“Tell me the name of your company!”

“Tell me the name of your company,” coaxed architect Edward Roche, UMass Class of ’72, as we sat on a panel tonight in the campus center. We were here for the Distinguished Speaker Series, and on my right and left sat three accomplished men with stories to share and ideas to exchange.

In front were about 25 students, ready to get some ideas.

Roche said that having a name of your company starts the ball rolling, and is crucial to anything successful. His favorite company? Failure, Inc., an engineering firm hired to fix structural failures in buildings.

At dinner before the event, Jeff Silver the head of Career Services at UMass, filled me in on the internship program. While 1000 students choose each year to take internships with local businesses, way more opportunities go unfilled. Despite how much of a difference the experience of internships makes on a resume, their programs are ignored by 20,000 of the other students who attend the university.

I kept thinking, ‘if i were a student, I’d definitely want credits for an internship instead of another class!’

Roche advised the audience to ‘be a good person. Treat people the way you’d like to be treated. Be the one who is courteous to the people who clean the office, treat people well no matter their status in a company.’

Tom Truong now owns a country club. He’s a serial entrepreneur with an energy that shows in the features of his face, he smiles broadly and is confident. His advice on choosing what kind of business to get involved with was to ‘judge the lifestyles of the people who are in that business. Would you like to live that way? Does it look like a life you want?’

Truong said that was why he choose to open three dry cleaning businesses in the Boston area a decade or so ago. It was all going great until 9/11 created a near security blockade of any building over 20 stories. He was dead in his tracks and had to go out of business. Truong said that the banks who he was honest with during his business failure remained valuable contacts later when they helped him finance real estate deals.

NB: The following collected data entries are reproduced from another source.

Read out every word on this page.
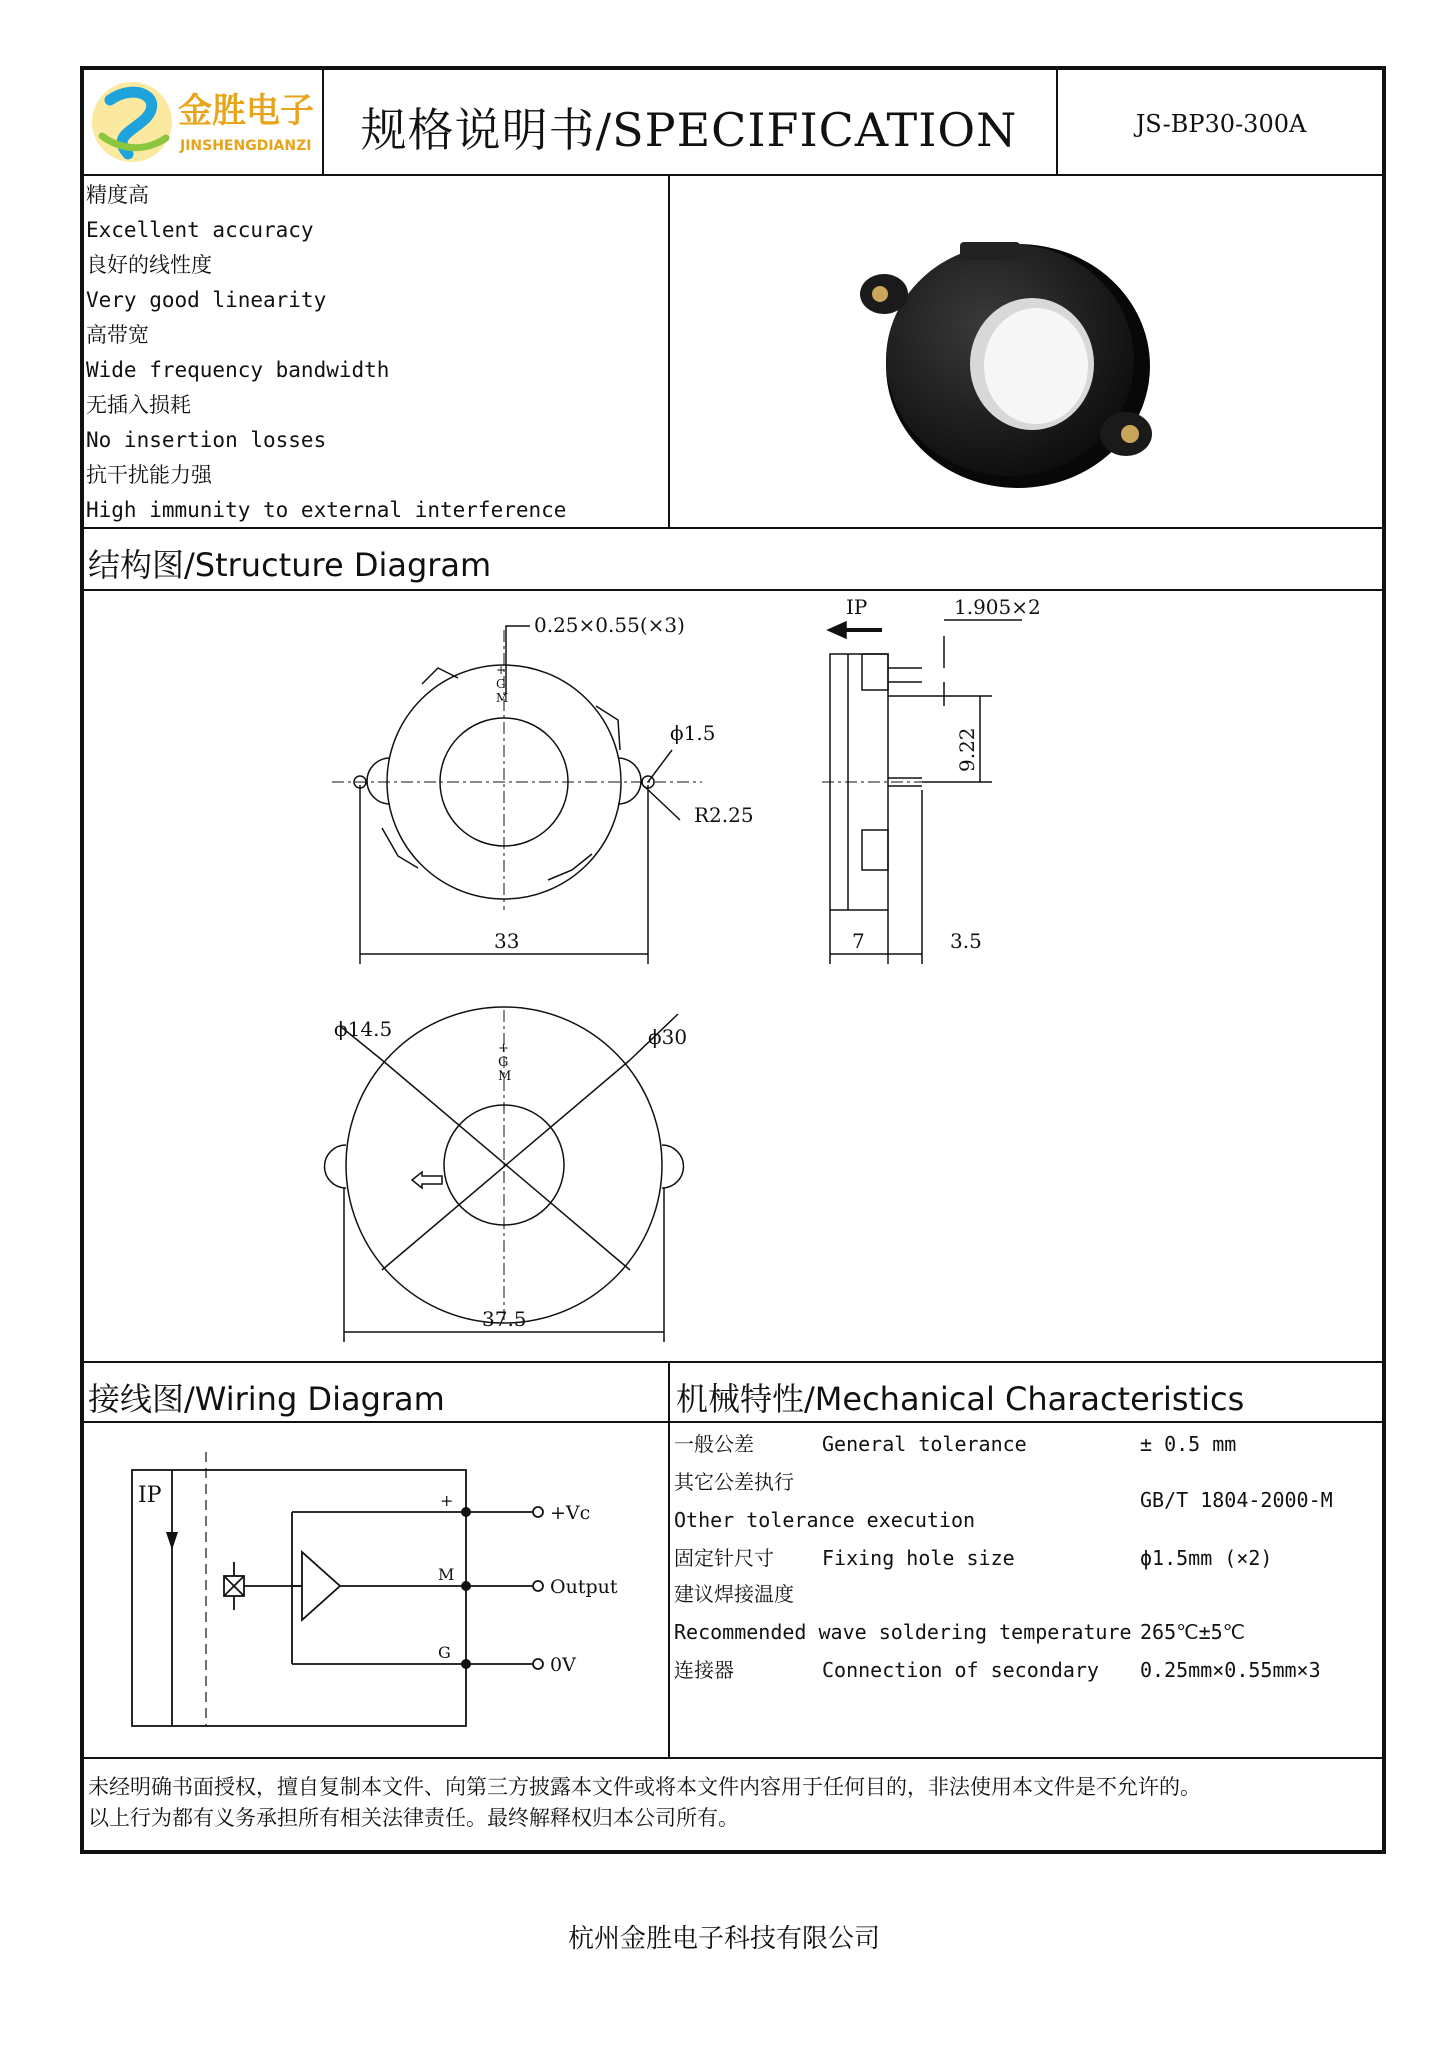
金胜电子
JINSHENGDIANZI	规格说明书/SPECIFICATION	JS-BP30-300A
精度高
Excellent accuracy
良好的线性度
Very good linearity
高带宽
Wide frequency bandwidth
无插入损耗
No insertion losses
抗干扰能力强
High immunity to external interference
结构图/Structure Diagram
0.25×0.55(×3)
+
G
M
ϕ1.5
R2.25
33
IP	1.905×2
9.22
7	3.5
ϕ14.5	ϕ30
37.5
+
G
M
接线图/Wiring Diagram
IP	+
M
G
+Vc
Output
0V
机械特性/Mechanical Characteristics
一般公差	General tolerance	± 0.5 mm
其它公差执行
Other tolerance execution
GB/T 1804-2000-M
固定针尺寸 Fixing hole size	ϕ1.5mm (×2)
建议焊接温度
Recommended wave soldering temperature 265℃±5℃
连接器	Connection of secondary 0.25mm×0.55mm×3
未经明确书面授权，擅自复制本文件、向第三方披露本文件或将本文件内容用于任何目的，非法使用本文件是不允许的。
以上行为都有义务承担所有相关法律责任。最终解释权归本公司所有。
杭州金胜电子科技有限公司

But failure is not a bad thing. It’s a teaching thing. Roche told of how he had to go out of business after a failed development deal, and was being counseled by the bankruptcy lawyer. He was advised to buy another expensive car and more suits, since he was going down anyway…but Roche refused, because he knew he’d be in business in the Boston area for many years after that, and again, be the good guy. Do the right thing.

Then Chris Ziomek bounded up on stage. The 2009 UMass grad is on a hot streak, helping to start up a college audience website called CampusLIVE and after years of hard work he’s now moving to the next level. Now he’s diversified into a marketing effort aimed at the desirable college age market. Great cash-out, get rich potential, which he said was the company’s end game.

“We slept in the office, all six guys on air mattresses!”

That’s how Chris explained that in order to succeed big you gotta starve sometimes, (“eat ramen noodles and live in your office!”) Now he’s got VC money and hopes to gross $2.5 million in 2011!

He was confident that it’s easy to find angel investors if you sell yourself. There is plenty of opportunity. “In the Boston area, there are 78,000 people who are millionaires! Now, I know a million isn’t that much any more, but still these people have money!

Up in Canada, hey they got lots of money too. The difference between the west coast VCs and the East Coast is, here they’re much tougher. They want to know where your sister went to college!”

Ziomek said he didn’t like to read much, but that he’d still recommend Dale Carnegie’s How to Make Friends and Influence People.”

My advice was that the audience should be thinking about what their job would be after college while they were in college. And that they couldn’t take too many internships, since this kind of learning, was to me, more valuable than writing papers and reading books.  One student asked about how you can make your business become your full time job. I answered:  “If you work hard, long into the night, and think about your business all of the time, and talk about it with everyone you meet, and push and push harder eventually you will push through and it will become your full time job.”